Seit März setzt die Schweiz auf beschleunigte Asylverfahren. Laut des zuständigen Staatssekretariats für Migration (SEM) ist das Ziel: Die einzelnen Verfahren sollen innerhalb von maximal 140 Tagen abgeschlossen sein. Erreicht werden soll dies mit einer Bündelung aller Ansprechpartner in sogenannten Bundesasylzentren ohne Verfahrensfunktion, eines davon befindet sich in Kreuzlingen an der Grenze zu Konstanz.
- Wie viele Personen leben dort? Das bestehende Gebäude zur Betreuung Geflüchteter an der Döbelistraße wurde umgebaut und bietet Platz für bis zu 310 Personen, deren Ausreise aus der Schweiz kurz bevorsteht. Entweder, weil ihre Anträge auf Asyl abgelehnt wurden, oder weil sie unter die Vorgaben des Dublin-Verfahrens fallen.

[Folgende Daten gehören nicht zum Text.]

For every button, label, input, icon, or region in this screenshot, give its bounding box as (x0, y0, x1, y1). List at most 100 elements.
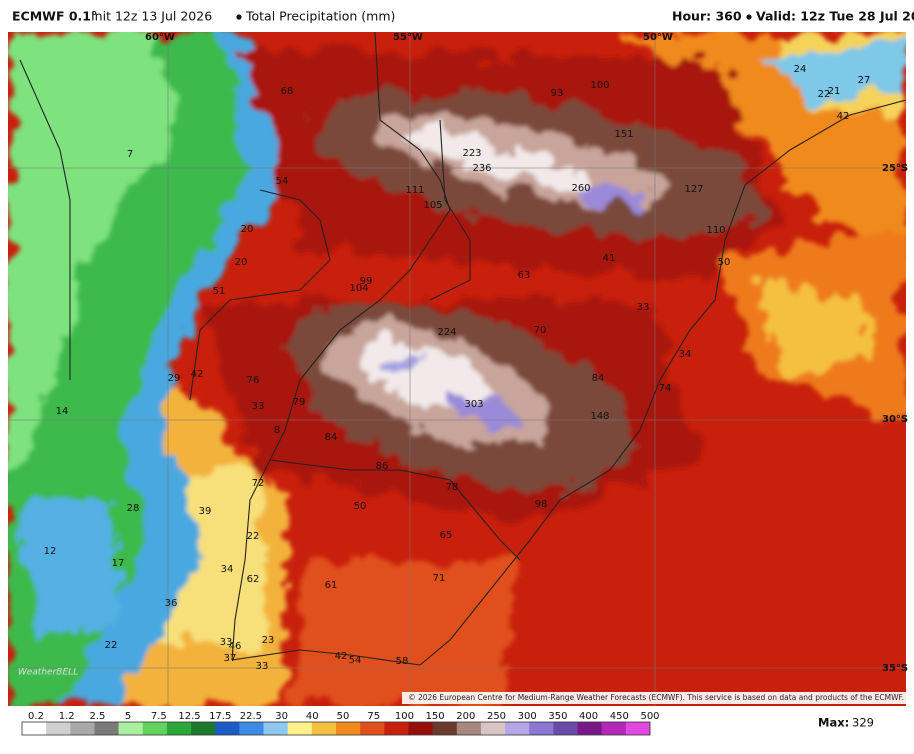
precip-value-label: 100 (590, 80, 609, 91)
latitude-label: 25°S (882, 163, 908, 174)
precip-value-label: 33 (256, 661, 269, 672)
legend-tick-label: 50 (337, 711, 350, 722)
legend-swatch (625, 722, 651, 735)
precip-value-label: 27 (858, 75, 871, 86)
legend-swatch (553, 722, 578, 735)
legend-tick-label: 100 (395, 711, 414, 722)
precip-value-label: 110 (706, 225, 725, 236)
precip-value-label: 36 (165, 598, 178, 609)
legend-swatch (166, 722, 192, 735)
precip-value-label: 22 (105, 640, 118, 651)
precip-value-label: 22 (247, 531, 260, 542)
legend-swatch (142, 722, 168, 735)
legend-swatch (360, 722, 385, 735)
precip-value-label: 21 (828, 86, 841, 97)
precip-value-label: 68 (281, 86, 294, 97)
precip-value-label: 79 (293, 397, 306, 408)
legend-swatch (239, 722, 264, 735)
copyright-bg (402, 692, 906, 704)
precip-value-label: 8 (274, 425, 280, 436)
precip-value-label: 34 (679, 349, 692, 360)
copyright: © 2026 European Centre for Medium-Range … (408, 693, 904, 702)
precip-value-label: 224 (437, 327, 456, 338)
legend-frame (21, 721, 651, 736)
legend-tick-label: 40 (306, 711, 319, 722)
graticule (8, 32, 906, 706)
longitude-label: 60°W (145, 32, 175, 43)
precip-value-label: 7 (127, 149, 133, 160)
precip-value-label: 260 (571, 183, 590, 194)
legend-swatch (408, 722, 433, 735)
legend-tick-label: 2.5 (89, 711, 105, 722)
legend-tick-label: 1.2 (59, 711, 75, 722)
precip-value-label: 42 (191, 369, 204, 380)
precip-value-label: 14 (56, 406, 69, 417)
precip-value-label: 50 (718, 257, 731, 268)
legend-swatch (215, 722, 240, 735)
precip-value-label: 20 (241, 224, 254, 235)
precip-value-label: 28 (127, 503, 140, 514)
precip-value-label: 78 (446, 482, 459, 493)
precip-value-label: 93 (551, 88, 564, 99)
precip-value-label: 62 (247, 574, 260, 585)
legend-swatch (456, 722, 482, 735)
precip-value-label: 33 (252, 401, 265, 412)
legend-swatch (46, 722, 71, 735)
longitude-label: 50°W (643, 32, 673, 43)
legend-swatch (577, 722, 602, 735)
precip-value-label: 20 (235, 257, 248, 268)
product-name: Total Precipitation (mm) (245, 9, 395, 24)
legend-swatch (529, 722, 554, 735)
init-time: Init 12z 13 Jul 2026 (91, 9, 212, 24)
precip-value-label: 151 (614, 129, 633, 140)
forecast-hour: Hour: 360 (672, 9, 742, 24)
precip-value-label: 37 (224, 653, 237, 664)
precip-value-label: 42 (335, 651, 348, 662)
legend-swatch (118, 722, 144, 735)
legend-tick-label: 350 (548, 711, 567, 722)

- Wie schlafen die Menschen dort? Getrennt nach Geschlechtern in Mehrbettzimmern, Familien erhalten eigene Räume, unbegleitete minderjährige Flüchtlinge werden in separaten Räumen untergebracht und dort betreut.
- Sind die Bewohner eingesperrt? Nein, laut SEM gilt unter der Woche eine Ausgangszeit von 9 bis 17 Uhr. Über das Wochenende ist den Bewohnern erlaubt, die Unterkunft von Freitagmorgen bis Sonntagabend ganz zu verlassen, etwa für Verwandtenbesuche.
- Was tun die Menschen, die auf ihre nahende Ausreise warten? Die Bewohner arbeiten in den Bundesasylzentren mit, beispielsweise bei der Reinigung oder Essensausgabe. Eine Lohnarbeit ist ausdrücklich verboten, Hilfsarbeiten in der Gemeinde sind möglich. Laut SEM sollen Betreuer dafür sorgen, dass es ausreichend Sport- und Beschäftigungsmöglichkeiten gibt.
- Gibt es eine Schulpflicht? Teils. Weil auch Kinder innerhalb kurzer Fristen aus der Schweiz ausreisen müssen, hält das SEM eine Unterbringung im regulären Schulbetrieb für nicht sinnvoll. Es soll aber Unterricht innerhalb der Bundeszentren für schulpflichtige Kinder und Jugendliche geben.
- Wer betreibt diese Zentren? Das SEM beauftragt für die Organisation des Alltags – hierzu zählen zum Beispiel Ernährung, Hygiene, Bekleidung oder Beschäftigung – externe Unternehmen.
- Wie geht das SEM mit Bewohnern um, die verschwinden? Das Asylgesuch wird dann abgeschrieben. Das SEM erklärt hierzu: "In der Regel verlassen diese Personen die Schweiz."